But because these dividend spewing giants are trading at record levels, they are as vulnerable as ever to a sell-off in the event of a hiccup.
On average the big four Australian banks, CBA, ANZ, Westpac and NAB, are trading on just under 2 times their book value. Elsewhere in the world banks are trading at a discount to their book value. Telstra is trading on a PE of about 15 times, compared to its rating of 11 times less than 12 months ago.
Moreover, these companies have very little, if any, forecast earnings growth.
It is always important to remember that it is the movement of share prices, not the dividends paid, which dictates the returns investors make, over any period of time.
From 2000 to 2012, the return from Telstra’s dividends was 73 per cent, but its price return was -47 per cent. It delivered a measly total return of 26 per cent over this whole period.
Companies only grow when profits are reinvested, and when a company’s sole objective is to maintain a high dividend yield, it doesn’t augur well for long-term value.
Compare Telstra’s return with the gold producer, Newcrest Mining. The miner delivered an average annual dividend yield of 0.78 per cent between 2000 and 2012 with the annual dividend increasing from 5 cents in 2000 to 35 cents in 2012.
An investor that bought Newcrest in 2000 would have achieved a total return of 406 per cent in 2012, comprising a 363 per cent price return and a 43 per cent dividend return.
Let’s put the banks under the microscope.

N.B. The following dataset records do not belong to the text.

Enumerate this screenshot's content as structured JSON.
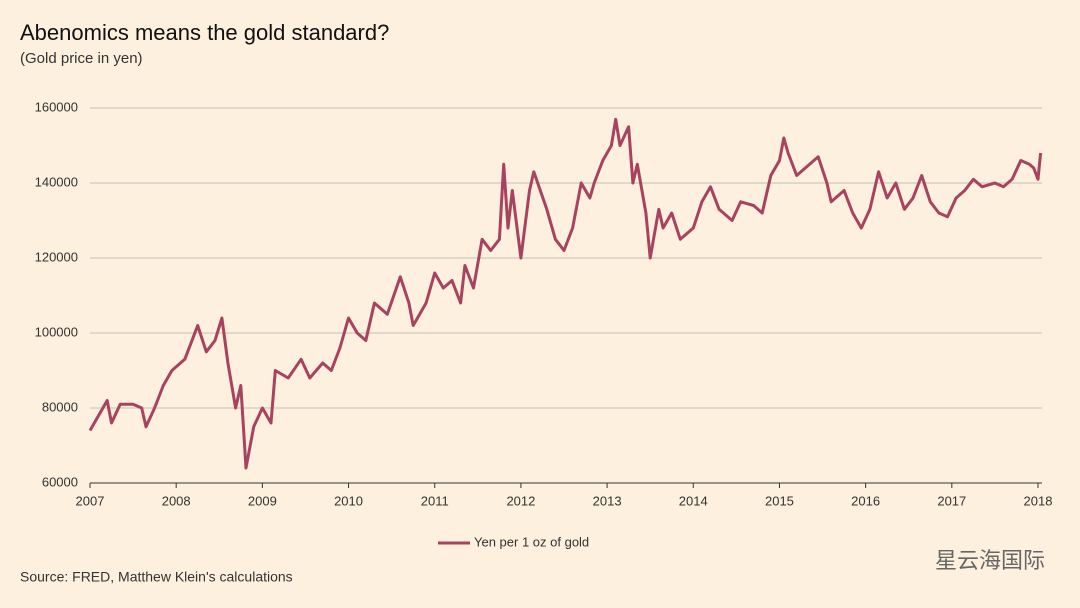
{
  "chart_data": {
    "type": "line",
    "title": "Abenomics means the gold standard?",
    "subtitle": "(Gold price in yen)",
    "source": "Source: FRED, Matthew Klein's calculations",
    "watermark": "星云海国际",
    "legend": "bottom",
    "grid": true,
    "xlim": [
      2007,
      2018
    ],
    "xticks": [
      2007,
      2008,
      2009,
      2010,
      2011,
      2012,
      2013,
      2014,
      2015,
      2016,
      2017,
      2018
    ],
    "ylim": [
      60000,
      160000
    ],
    "yticks": [
      60000,
      80000,
      100000,
      120000,
      140000,
      160000
    ],
    "x": [
      2007.0,
      2007.1,
      2007.2,
      2007.25,
      2007.35,
      2007.5,
      2007.6,
      2007.65,
      2007.75,
      2007.85,
      2007.95,
      2008.1,
      2008.2,
      2008.25,
      2008.35,
      2008.45,
      2008.53,
      2008.6,
      2008.69,
      2008.75,
      2008.81,
      2008.9,
      2009.0,
      2009.1,
      2009.15,
      2009.3,
      2009.45,
      2009.55,
      2009.7,
      2009.8,
      2009.9,
      2010.0,
      2010.1,
      2010.2,
      2010.3,
      2010.45,
      2010.6,
      2010.7,
      2010.75,
      2010.9,
      2011.0,
      2011.1,
      2011.2,
      2011.3,
      2011.35,
      2011.45,
      2011.55,
      2011.65,
      2011.75,
      2011.8,
      2011.85,
      2011.9,
      2012.0,
      2012.1,
      2012.15,
      2012.3,
      2012.4,
      2012.5,
      2012.6,
      2012.7,
      2012.8,
      2012.85,
      2012.95,
      2013.05,
      2013.1,
      2013.15,
      2013.25,
      2013.3,
      2013.35,
      2013.45,
      2013.5,
      2013.6,
      2013.65,
      2013.75,
      2013.85,
      2014.0,
      2014.1,
      2014.2,
      2014.3,
      2014.45,
      2014.55,
      2014.7,
      2014.8,
      2014.9,
      2015.0,
      2015.05,
      2015.1,
      2015.2,
      2015.3,
      2015.45,
      2015.55,
      2015.6,
      2015.75,
      2015.85,
      2015.95,
      2016.05,
      2016.15,
      2016.25,
      2016.35,
      2016.45,
      2016.55,
      2016.65,
      2016.75,
      2016.85,
      2016.95,
      2017.05,
      2017.15,
      2017.25,
      2017.35,
      2017.5,
      2017.6,
      2017.7,
      2017.8,
      2017.9,
      2017.95,
      2018.0,
      2018.03
    ],
    "series": [
      {
        "name": "Yen per 1 oz of gold",
        "color": "#a8435f",
        "values": [
          74000,
          78000,
          82000,
          76000,
          81000,
          81000,
          80000,
          75000,
          80000,
          86000,
          90000,
          93000,
          99000,
          102000,
          95000,
          98000,
          104000,
          92000,
          80000,
          86000,
          64000,
          75000,
          80000,
          76000,
          90000,
          88000,
          93000,
          88000,
          92000,
          90000,
          96000,
          104000,
          100000,
          98000,
          108000,
          105000,
          115000,
          108000,
          102000,
          108000,
          116000,
          112000,
          114000,
          108000,
          118000,
          112000,
          125000,
          122000,
          125000,
          145000,
          128000,
          138000,
          120000,
          138000,
          143000,
          133000,
          125000,
          122000,
          128000,
          140000,
          136000,
          140000,
          146000,
          150000,
          157000,
          150000,
          155000,
          140000,
          145000,
          132000,
          120000,
          133000,
          128000,
          132000,
          125000,
          128000,
          135000,
          139000,
          133000,
          130000,
          135000,
          134000,
          132000,
          142000,
          146000,
          152000,
          148000,
          142000,
          144000,
          147000,
          140000,
          135000,
          138000,
          132000,
          128000,
          133000,
          143000,
          136000,
          140000,
          133000,
          136000,
          142000,
          135000,
          132000,
          131000,
          136000,
          138000,
          141000,
          139000,
          140000,
          139000,
          141000,
          146000,
          145000,
          144000,
          141000,
          148000
        ]
      }
    ]
  }
}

It is common knowledge that credit growth for housing is very low as people concentrate on reducing their debt, and increasing their savings in the wake of the financial crisis.
At the corporate end this is also occurring and companies are not only paying off their debt but they are cutting spending. For example, mining companies are pulling big projects.
The banks are getting less profitable for a number of reasons. Prior to the financial crisis the Commonwealth Bank’s return on equity was 21 per cent, whereas today it is 19 per cent.
In the competition for funds, banks are increasing their rates for term deposits, eroding their margins. More important is the increasing liquid or readily sold capital, like cash, that banks have to own just to stay in business.
Because of more stringent regulations, banks are now required to hold 10 per cent of Tier 1 capital. When you subtract a bank’s liabilities (the amount it owes) from its assets, Tier 1 capital is the amount of residual core equity that can deal with adverse scenarios, like a run of loan defaults.
Doing this makes banks much stronger, but it also makes it harder for them to grow. These days all their excess capital is going to pay investors’ dividends in order to prop up their share prices.
The banks and Telstra might keep chugging along, but Radar knows that they won’t deliver the kinds of returns that can pay the big bills in the future. It’s the small caps of this world like Specialty Fashion and Kathmandu that will do that.